01/01/2021 – 30/06/2024
Grant agreement ID: 101007448
Cyprus Research and innovation center LTD (CyRIC), Cyprus
Consiglio Nazionale delle Ricerche (CNR), Italy
Technoalimenti SCPA (TCA), Italy
Easy Global Market SAS (EGM), France
Bialoom LTD (bialoom), Cyprus
Centre national de la recherche scientifique (CNRS), France
Sous les fraises (SLF), France
Aristotelio Panepistimio Thessalonikis (AUTH), Greece
Pour une agriculture du vivant (PADV), France
AMO GmbH (AMO), Germany
Pilze-Nagy LTD (PILZE), Hungary
ISS BioSense SRL, Italy
Lumensia Sensors SRL, Spain
Ultra-compact, low-cost plasmo-photonic bimoal multiplexing sensor platforms as part of a holistic solution for food quality monitoring
As consumer demand for fresh fruits and vegetables (F&V) continues to increase, so does the risk of microbiological and chemical contamination. Currently, inspections for F&V are carried out at the production site or the food processing facility, based also on regulatory requirements. In most cases these are inspections of random batches using laboratory techniques, which may require up to two or more days before getting results. The time and cost per analysis leads to reduced checks and thus elevated risks, even in countries with very efficient control mechanisms. Furthermore, such analysis cannot take place in all parts of the value chain (due to time requirements, but also due to associated cost), including supermarkets or restaurants, which are critical points since this is where the consumer will get the products from.

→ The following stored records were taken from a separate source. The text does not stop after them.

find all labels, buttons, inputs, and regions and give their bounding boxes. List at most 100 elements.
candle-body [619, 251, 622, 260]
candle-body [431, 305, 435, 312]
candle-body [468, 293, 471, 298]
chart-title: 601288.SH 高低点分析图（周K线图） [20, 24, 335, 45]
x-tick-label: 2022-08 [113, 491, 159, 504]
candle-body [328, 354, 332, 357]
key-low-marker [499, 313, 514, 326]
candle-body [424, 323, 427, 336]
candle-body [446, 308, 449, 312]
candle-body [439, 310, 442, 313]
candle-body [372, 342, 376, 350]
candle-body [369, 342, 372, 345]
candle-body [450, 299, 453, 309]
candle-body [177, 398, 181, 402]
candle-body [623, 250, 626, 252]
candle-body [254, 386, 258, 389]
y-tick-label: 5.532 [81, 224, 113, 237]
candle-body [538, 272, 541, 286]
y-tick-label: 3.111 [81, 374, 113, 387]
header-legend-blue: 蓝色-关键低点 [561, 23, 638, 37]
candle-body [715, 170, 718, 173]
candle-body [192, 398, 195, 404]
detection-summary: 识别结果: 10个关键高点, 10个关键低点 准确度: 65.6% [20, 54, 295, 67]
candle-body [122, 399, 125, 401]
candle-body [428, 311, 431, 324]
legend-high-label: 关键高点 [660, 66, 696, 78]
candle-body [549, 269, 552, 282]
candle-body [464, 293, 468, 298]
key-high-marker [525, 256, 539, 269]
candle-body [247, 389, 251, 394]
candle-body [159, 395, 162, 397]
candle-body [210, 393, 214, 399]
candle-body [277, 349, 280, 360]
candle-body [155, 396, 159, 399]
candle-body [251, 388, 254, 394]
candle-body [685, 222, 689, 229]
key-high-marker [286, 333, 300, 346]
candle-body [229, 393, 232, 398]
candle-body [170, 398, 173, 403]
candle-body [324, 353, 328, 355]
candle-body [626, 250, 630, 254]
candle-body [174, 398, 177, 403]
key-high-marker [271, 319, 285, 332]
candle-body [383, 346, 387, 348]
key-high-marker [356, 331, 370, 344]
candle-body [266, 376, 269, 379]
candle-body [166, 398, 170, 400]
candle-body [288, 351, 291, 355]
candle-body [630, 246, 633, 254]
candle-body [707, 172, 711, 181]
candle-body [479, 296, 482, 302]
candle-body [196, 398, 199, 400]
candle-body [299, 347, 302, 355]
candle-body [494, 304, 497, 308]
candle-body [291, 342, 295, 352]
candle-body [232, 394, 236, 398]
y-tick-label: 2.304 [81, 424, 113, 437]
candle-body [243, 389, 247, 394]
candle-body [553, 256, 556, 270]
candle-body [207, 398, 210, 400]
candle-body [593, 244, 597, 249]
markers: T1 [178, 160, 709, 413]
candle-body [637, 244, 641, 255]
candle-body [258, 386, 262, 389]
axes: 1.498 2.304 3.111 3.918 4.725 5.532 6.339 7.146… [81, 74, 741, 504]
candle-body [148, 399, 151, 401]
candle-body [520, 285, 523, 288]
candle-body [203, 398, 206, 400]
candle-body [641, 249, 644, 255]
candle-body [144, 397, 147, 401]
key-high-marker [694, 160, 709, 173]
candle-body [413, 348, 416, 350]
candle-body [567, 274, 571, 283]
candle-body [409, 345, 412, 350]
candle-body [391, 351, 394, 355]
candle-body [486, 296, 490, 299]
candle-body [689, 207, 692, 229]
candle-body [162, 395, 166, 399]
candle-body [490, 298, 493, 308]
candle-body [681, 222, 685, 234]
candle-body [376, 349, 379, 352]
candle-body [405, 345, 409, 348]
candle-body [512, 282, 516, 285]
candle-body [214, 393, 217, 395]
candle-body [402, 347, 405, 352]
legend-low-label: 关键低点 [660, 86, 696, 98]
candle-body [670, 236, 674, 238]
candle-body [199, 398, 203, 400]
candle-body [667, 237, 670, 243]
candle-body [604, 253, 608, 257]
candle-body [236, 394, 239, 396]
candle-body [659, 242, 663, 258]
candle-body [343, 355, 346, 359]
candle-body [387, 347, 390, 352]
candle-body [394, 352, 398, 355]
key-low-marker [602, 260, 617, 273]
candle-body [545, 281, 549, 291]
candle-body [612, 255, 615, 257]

GRACED considers the aforementioned need and the limitations of current techniques and proposes a novel solution for contaminants detection at all the stages of the F&V industry value chains. The heart of the proposed solution is a novel plasmo-photonic bimodal interferometric sensor, combined with low cost on-chip light generation, capable of simultaneously and quickly detecting different analytes of interest. The sensor will be part of holistic, modular solution that exploits unique engineering designs, IoT concepts and advanced data analytics, for the early detection of contaminations in the F&V value chains.
The approach will be validated in different production & distribution systems: a) a conventional farming system in open-air farms and the follow-up steps of food processing for preparing cooked meals and frozen vegetable packages, b) a novel, urban farming ecosystem, producing F&V locally and using them in in-situ restaurants, c) a short value chain based on agroecology and direct distribution from farmers to consumers & restaurants, d) a semi-automatic farm producing mushrooms and distributing them to supermarkets & wholesalers.